Not that I’d hold that against them — they’d probably prefer some term like “post-hardcore” to the old standby, newly-refreshed for emo bands that don’t want to be labeled as such, “indie rock.” Take your pick.

Bluebird plays music that’s kinda jangly, kinda melodic, kinda sung, kinda screamed kinda stuff. To me it’s kinda interesting, kinda not. Over time I’ve come to the realization that passionate, emotional rockin’ and melodic music does not come from the speakers of Mineral, the Promise Ring and Texas Is the Reason as much as it does from Cheap Trick.

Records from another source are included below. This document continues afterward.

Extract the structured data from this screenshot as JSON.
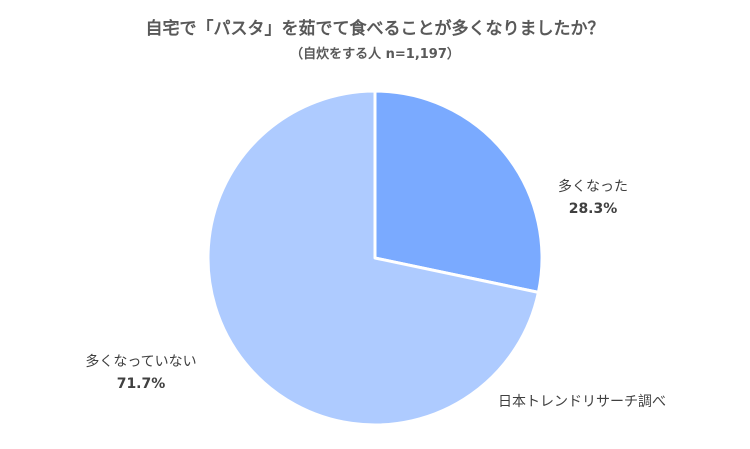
{
  "header": {
    "title": "自宅で「パスタ」を茹でて食べることが多くなりましたか？",
    "subtitle": "（自炊をする人 n=1,197）"
  },
  "source": "日本トレンドリサーチ調べ",
  "colors": {
    "increased": "#7aaaff",
    "not_increased": "#aecbff",
    "stroke": "#ffffff"
  },
  "chart_data": {
    "type": "pie",
    "title": "自宅で「パスタ」を茹でて食べることが多くなりましたか？",
    "subtitle": "（自炊をする人 n=1,197）",
    "start_angle": "12 o'clock, clockwise",
    "legend": "none",
    "slices": [
      {
        "label": "多くなった",
        "value": 28.3,
        "value_label": "28.3%",
        "color": "#7aaaff"
      },
      {
        "label": "多くなっていない",
        "value": 71.7,
        "value_label": "71.7%",
        "color": "#aecbff"
      }
    ]
  }
}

While Bluebird doesn’t particularly sound like any of the above-mentioned bands, choosing to take cues from the much beloved and mourned Quicksand (who for all intents and purposes, perfected the style of music Bluebird aims to play), they don’t really do much of anything terribly exciting. There are a couple of jazzy, chaotic tunes in the vein of early Gravity Records bands like Angel Hair and Antioch Arrow and then some other stuff that reminds me of “annoying” bands like the Vehicle Birth, but the sum of these parts doesn’t add up to a cohesive whole.

Rather than feign interest in a band like Bluebird, I offer these words of wisdom to the aspiring hopefuls: Cheap Trick at Budokan. Albeit a live album, but one with a beginning, middle, and end, not to mention the fantastic skin-pounding by Bun E. Carlos.